Peter Jodin meets us at Wallenius Marine’s headquarters in Söder, Stockholm. From here he has contact with the company’s 14 Swedish flagged ships and does what he can to support their crews, who are often on the other side of the world.
”In general I contact one ship a day. If they are in pirate waters or if there is an incident, we have more frequent contact.” In most cases it is Peter who calls the ships, but sometimes they call him.
”It could be someone who needs to contact a ship, or something which is not working. I am also the first to be contacted in emergency situations. My phone is always on, and it can ring any time of the day. During the tsunami in Thailand I was stirring the Christmas pots with one hand and had the phone in the other hand, talking with ships in the area.”
The first thing Peter does when he comes to the office in the morning is to read the web page that shows where the company’s ships are located. Then he checks to see if there have been any incidents in the area. Apart from that, few working days are similar.
”One morning a few weeks ago I was told that one of our ships had a problem in Australia. At lunchtime I went home to get a suitcase and flew to Melbourne.”
Peter worked for over 20 years at sea. His first job on board was as a 15-year-old. And yet he had planned to be a professional in the armed forces, not a seaman.
”I was just going to take a year off after the last year in compulsory school. My father was a telegraph operator and arranged a job for me as an officer cadet with Trans, on the same ship that he worked on. That was in 1975 and everything was much simpler then. But I discovered how good I felt at sea and decided to be a ship officer instead.”
He worked his way up, studied and changed shipping companies a few times until he started with Wallenius in 1990. He has stayed with them, except for one year as area manager for GAC shipbrokers in Jeddah, Saudi Arabia.
”I had just turned 40 and was wondering whether I would keep on doing this for the rest of my life, when I got an offer from GAC. Both my wife and I thought it sounded fun so I accepted the offer.”
After Saudi Arabia he returned to Wallenius as safety officer and DP. The job has widened over time to cover quality and work environment management, including the really big, difficult questions. The scourge of piracy off the Somali coast is something Peter has lived with since 2005. The company now has clear procedures for passage through unsafe waters with guidelines, frequent contacts with the ships and armed guards on board. Smuggling, refugees and stowaways are also Peter’s area of responsibility.
”Sometimes we get desperate people on board who hope to find something better than what they left. If they find that the ship is not heading for where they had believed, the situation may change and become hostile. Sometimes crewmembers have felt threatened, but stowaways have also threatened to hurt themselves.”

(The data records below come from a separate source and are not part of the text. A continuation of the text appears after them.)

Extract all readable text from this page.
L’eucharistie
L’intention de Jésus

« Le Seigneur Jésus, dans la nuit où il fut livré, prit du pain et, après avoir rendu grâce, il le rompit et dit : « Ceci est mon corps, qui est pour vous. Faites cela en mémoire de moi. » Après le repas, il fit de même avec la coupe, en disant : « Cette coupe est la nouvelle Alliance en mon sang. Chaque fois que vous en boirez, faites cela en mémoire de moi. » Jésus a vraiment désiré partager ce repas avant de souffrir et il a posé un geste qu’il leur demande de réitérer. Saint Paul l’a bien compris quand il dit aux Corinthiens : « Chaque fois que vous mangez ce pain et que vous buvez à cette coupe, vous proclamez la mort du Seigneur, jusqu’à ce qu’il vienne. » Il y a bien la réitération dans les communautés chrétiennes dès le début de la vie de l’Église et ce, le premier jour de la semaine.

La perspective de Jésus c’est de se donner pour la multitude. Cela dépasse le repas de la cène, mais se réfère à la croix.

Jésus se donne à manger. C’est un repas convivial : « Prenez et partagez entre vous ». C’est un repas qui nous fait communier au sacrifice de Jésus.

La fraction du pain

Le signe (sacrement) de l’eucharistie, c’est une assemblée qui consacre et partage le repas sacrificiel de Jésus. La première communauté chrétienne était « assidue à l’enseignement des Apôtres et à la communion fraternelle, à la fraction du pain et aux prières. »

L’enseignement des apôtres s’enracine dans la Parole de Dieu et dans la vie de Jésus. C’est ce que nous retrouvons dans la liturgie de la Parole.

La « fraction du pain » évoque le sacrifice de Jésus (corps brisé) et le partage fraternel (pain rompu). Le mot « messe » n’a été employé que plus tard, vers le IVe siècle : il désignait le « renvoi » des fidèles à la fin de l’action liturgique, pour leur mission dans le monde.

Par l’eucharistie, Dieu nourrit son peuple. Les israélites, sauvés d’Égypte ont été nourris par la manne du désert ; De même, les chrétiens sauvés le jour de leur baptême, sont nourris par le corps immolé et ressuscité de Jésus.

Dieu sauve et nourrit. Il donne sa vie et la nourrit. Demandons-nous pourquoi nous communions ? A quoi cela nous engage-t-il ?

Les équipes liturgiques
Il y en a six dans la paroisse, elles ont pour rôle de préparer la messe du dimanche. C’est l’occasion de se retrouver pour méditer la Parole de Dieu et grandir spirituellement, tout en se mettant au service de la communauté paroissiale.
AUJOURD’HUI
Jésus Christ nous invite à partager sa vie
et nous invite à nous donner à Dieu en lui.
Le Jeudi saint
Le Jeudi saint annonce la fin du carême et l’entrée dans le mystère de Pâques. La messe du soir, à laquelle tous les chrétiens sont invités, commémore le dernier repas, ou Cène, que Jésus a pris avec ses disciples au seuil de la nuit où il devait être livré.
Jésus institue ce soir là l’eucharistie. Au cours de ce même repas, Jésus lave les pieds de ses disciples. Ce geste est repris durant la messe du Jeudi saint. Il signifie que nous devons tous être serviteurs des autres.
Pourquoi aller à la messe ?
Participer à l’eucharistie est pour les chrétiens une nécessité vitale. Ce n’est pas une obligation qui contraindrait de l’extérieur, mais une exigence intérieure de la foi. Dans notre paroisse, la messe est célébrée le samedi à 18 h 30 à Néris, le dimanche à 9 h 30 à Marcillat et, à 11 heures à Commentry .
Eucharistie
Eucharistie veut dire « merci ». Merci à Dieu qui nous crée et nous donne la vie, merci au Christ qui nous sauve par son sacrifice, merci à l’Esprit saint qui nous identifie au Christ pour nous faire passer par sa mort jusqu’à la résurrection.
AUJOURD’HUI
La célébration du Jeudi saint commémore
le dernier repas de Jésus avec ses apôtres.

”Working at a company where the owner family sets great value on health and safety makes things easier,” says Peter.
”Our design department draws ships just the way we want them, and we have our own ergonomics adviser who helps to design the interior.”
Peter says that he sometimes misses aspects of life at sea. Yet he has never regretted going ashore.
”Being there with my son as he grows up is a real privilege and something that my dad never did in the same way. But I have no bad memories about him being at sea, and that was largely my mother’s doing. She was always made sure dad was present and talked a lot about him. My sisters and I were the only kids on the block who had two Christmases. Mum always froze some of the Christmas food and we celebrated again when dad came home, with presents and everything. It didn’t matter if it was February, we had Christmas anyway.”
Linda Sundgren
Peter Jodin
Age: 54
Family: Wife Carin, son Erik, 11
Home: Apartment in Stockholm
Job: DP, safety & quality manager and CSO at Wallenius Marine.
Background: Grew up in Hisingen, Gothenburg. Went to sea in 1975 on Transatlantic’s Barranduna. Tor Line, then Stena Line ships via joint-ownership shipping company. Second navigation officer at Wallenius from 1990. 2001 Area Manager for GAC in Jeddah, Saudi Arabia. Wallenius head office since 2002.
Work environment tips: Risk analysis should not be over-dramatised – it is not rocket science. Everyone carries out risk analyses every day. You don’t cross a street without looking. It is a risk analysis. The important thing is to think ahead before acting.